OpenAI CEO Sam Altman Says AI Could End Poverty

Despite acknowledging the potential dangers of rapidly progressing AI technology, Sam Altman, the head of ChatGPT parent OpenAI, has argued that the benefits outweigh the costs. In an interview Thursday (June 22) at the Bloomberg Technology Summit in San Francisco, Altman addressed growing concern about the rapid progress of artificial intelligence (AI) and argued that global regulation could help make AI safe, a much better option than stopping it.

Among the benefits, Altman said that AI could be a game-changer in several areas, including medicine, science, and education, if risks are managed. “I think it’d be good to end poverty,” he remarked, adding that it “will be the most important step yet that humanity has to get through with technology.”

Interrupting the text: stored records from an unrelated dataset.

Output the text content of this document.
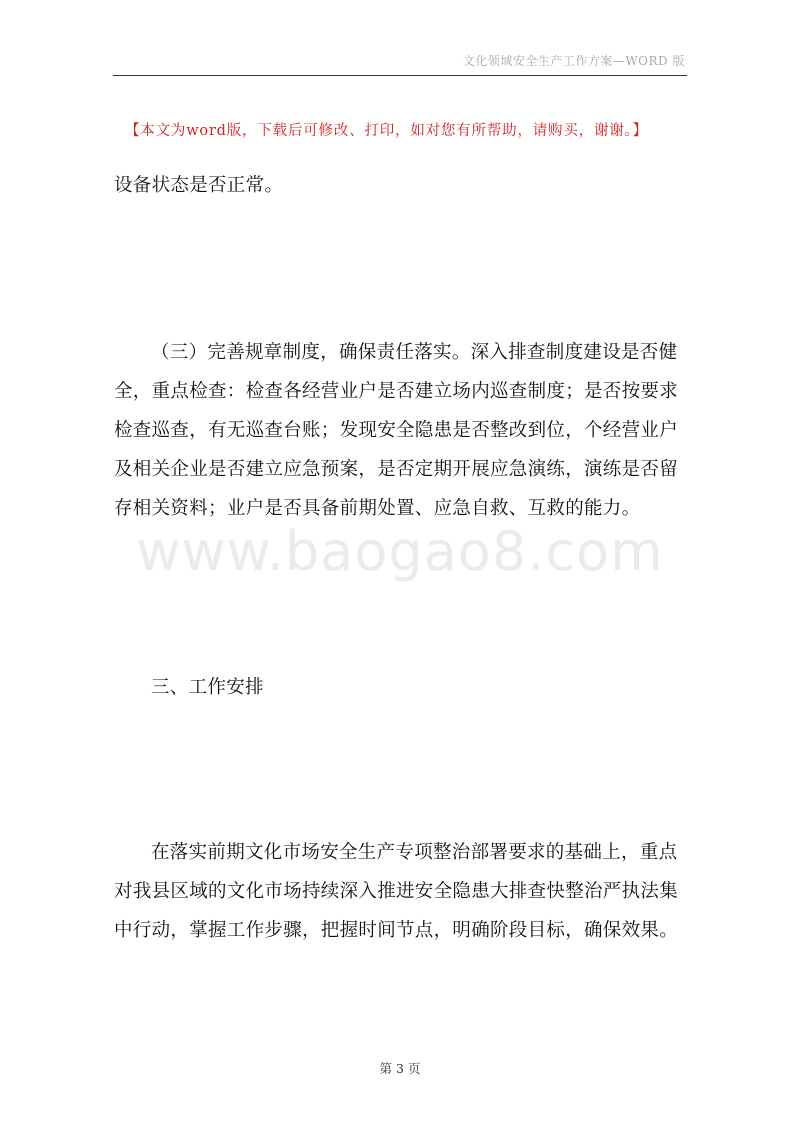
文化领域安全生产工作方案—WORD 版
【本文为word版，下载后可修改、打印，如对您有所帮助，请购买，谢谢。】
设备状态是否正常。
（三）完善规章制度，确保责任落实。深入排查制度建设是否健全，重点检查：检查各经营业户是否建立场内巡查制度；是否按要求检查巡查，有无巡查台账；发现安全隐患是否整改到位，个经营业户及相关企业是否建立应急预案，是否定期开展应急演练，演练是否留存相关资料；业户是否具备前期处置、应急自救、互救的能力。
www.baogao8.com
三、工作安排
在落实前期文化市场安全生产专项整治部署要求的基础上，重点对我县区域的文化市场持续深入推进安全隐患大排查快整治严执法集中行动，掌握工作步骤，把握时间节点，明确阶段目标，确保效果。
第 3 页
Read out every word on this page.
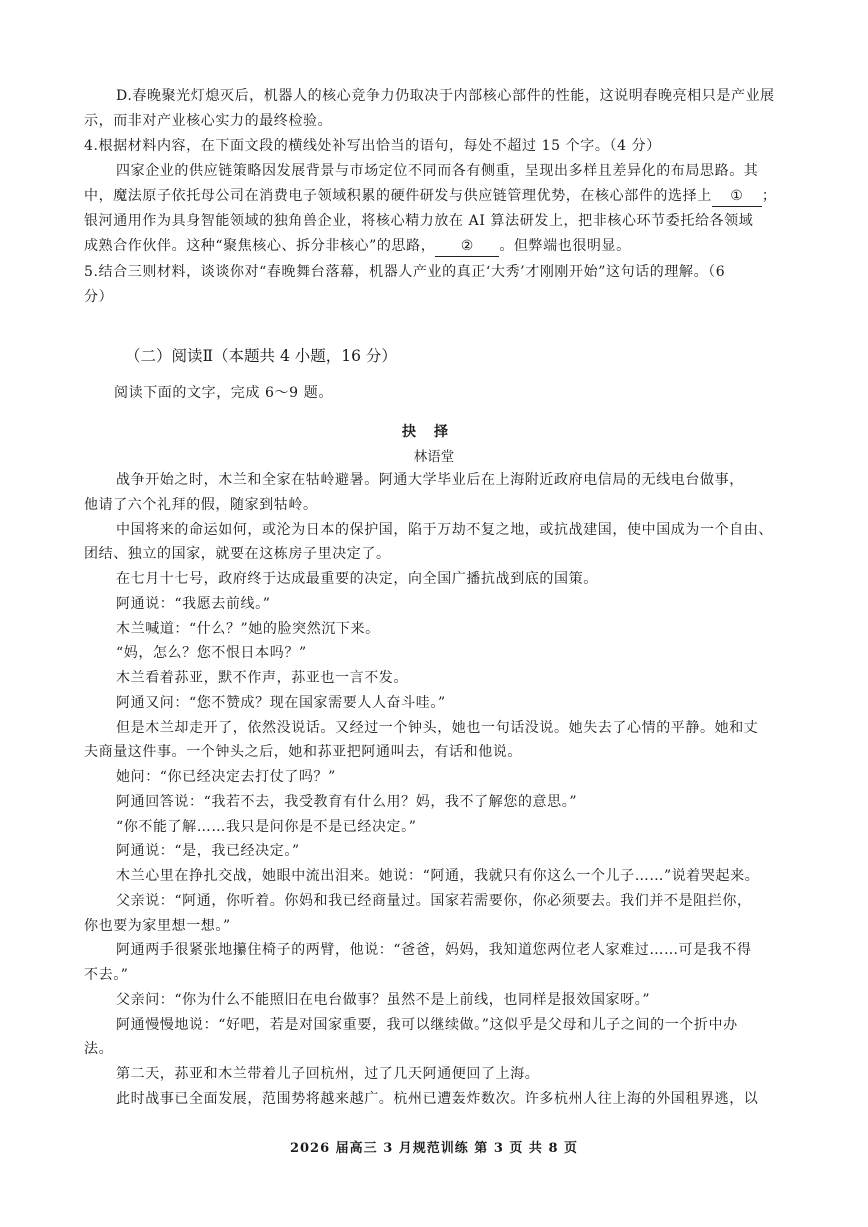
D.春晚聚光灯熄灭后，机器人的核心竞争力仍取决于内部核心部件的性能，这说明春晚亮相只是产业展
示，而非对产业核心实力的最终检验。
4.根据材料内容，在下面文段的横线处补写出恰当的语句，每处不超过 15 个字。（4 分）
四家企业的供应链策略因发展背景与市场定位不同而各有侧重，呈现出多样且差异化的布局思路。其
中，魔法原子依托母公司在消费电子领域积累的硬件研发与供应链管理优势，在核心部件的选择上 ① ；
银河通用作为具身智能领域的独角兽企业，将核心精力放在 AI 算法研发上，把非核心环节委托给各领域
成熟合作伙伴。这种“聚焦核心、拆分非核心”的思路， ② 。但弊端也很明显。
5.结合三则材料，谈谈你对“春晚舞台落幕，机器人产业的真正‘大秀’才刚刚开始”这句话的理解。（6
分）
（二）阅读Ⅱ（本题共 4 小题，16 分）
阅读下面的文字，完成 6～9 题。
抉择
林语堂
战争开始之时，木兰和全家在牯岭避暑。阿通大学毕业后在上海附近政府电信局的无线电台做事，
他请了六个礼拜的假，随家到牯岭。
中国将来的命运如何，或沦为日本的保护国，陷于万劫不复之地，或抗战建国，使中国成为一个自由、
团结、独立的国家，就要在这栋房子里决定了。
在七月十七号，政府终于达成最重要的决定，向全国广播抗战到底的国策。
阿通说：“我愿去前线。”
木兰喊道：“什么？”她的脸突然沉下来。
“妈，怎么？您不恨日本吗？”
木兰看着荪亚，默不作声，荪亚也一言不发。
阿通又问：“您不赞成？现在国家需要人人奋斗哇。”
但是木兰却走开了，依然没说话。又经过一个钟头，她也一句话没说。她失去了心情的平静。她和丈
夫商量这件事。一个钟头之后，她和荪亚把阿通叫去，有话和他说。
她问：“你已经决定去打仗了吗？”
阿通回答说：“我若不去，我受教育有什么用？妈，我不了解您的意思。”
“你不能了解……我只是问你是不是已经决定。”
阿通说：“是，我已经决定。”
木兰心里在挣扎交战，她眼中流出泪来。她说：“阿通，我就只有你这么一个儿子……”说着哭起来。
父亲说：“阿通，你听着。你妈和我已经商量过。国家若需要你，你必须要去。我们并不是阻拦你，
你也要为家里想一想。”
阿通两手很紧张地攥住椅子的两臂，他说：“爸爸，妈妈，我知道您两位老人家难过……可是我不得
不去。”
父亲问：“你为什么不能照旧在电台做事？虽然不是上前线，也同样是报效国家呀。”
阿通慢慢地说：“好吧，若是对国家重要，我可以继续做。”这似乎是父母和儿子之间的一个折中办
法。
第二天，荪亚和木兰带着儿子回杭州，过了几天阿通便回了上海。
此时战事已全面发展，范围势将越来越广。杭州已遭轰炸数次。许多杭州人往上海的外国租界逃，以
2026 届高三 3 月规范训练 第 3 页 共 8 页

Despite his enthusiasm for AI, Altman acknowledged the “many ways that rapidly progressing AI technology could go wrong,” adding that they “work with dangerous technology that could be used in dangerous ways very frequently.” Elon Musk, who helped Altman start OpenAI, has subsequently been critical of the organization and its potential to harm. Altman said that Musk “really cares about AI safety a lot,” and his criticism was “coming from a good place.”

As the head of OpenAI, a company valued at over $27 billion, Altman is at the forefront of the booming generative AU market, which Bloomberg Intelligence estimates could grow by 42% to reach $1.3 trillion by 2032. Microsoft has invested $13 billion in OpenAI, further solidifying the company’s position in the AI industry.

Altman has been pushing for increased regulation of artificial intelligence in recent months and was among the AI experts who met with President Joe Biden this week in San Francisco.

He signed onto a brief statement that included support from more than 350 executives and researchers, saying, “mitigating the risk of extinction from AI should be a global priority alongside other societal-scale risks, such as pandemics and nuclear war.”

Earlier in May, Altman testified before a Senate subcommittee and likened AI’s potential to that of the printing press, but pleaded with Congress to provide the necessary oversight to prevent possible harm, per a PYMNTS report.

“I think if this technology goes wrong, it can go quite wrong. And we want to be vocal about that,” he said in widely reported testimony. “We want to work with the government to prevent that from happening.”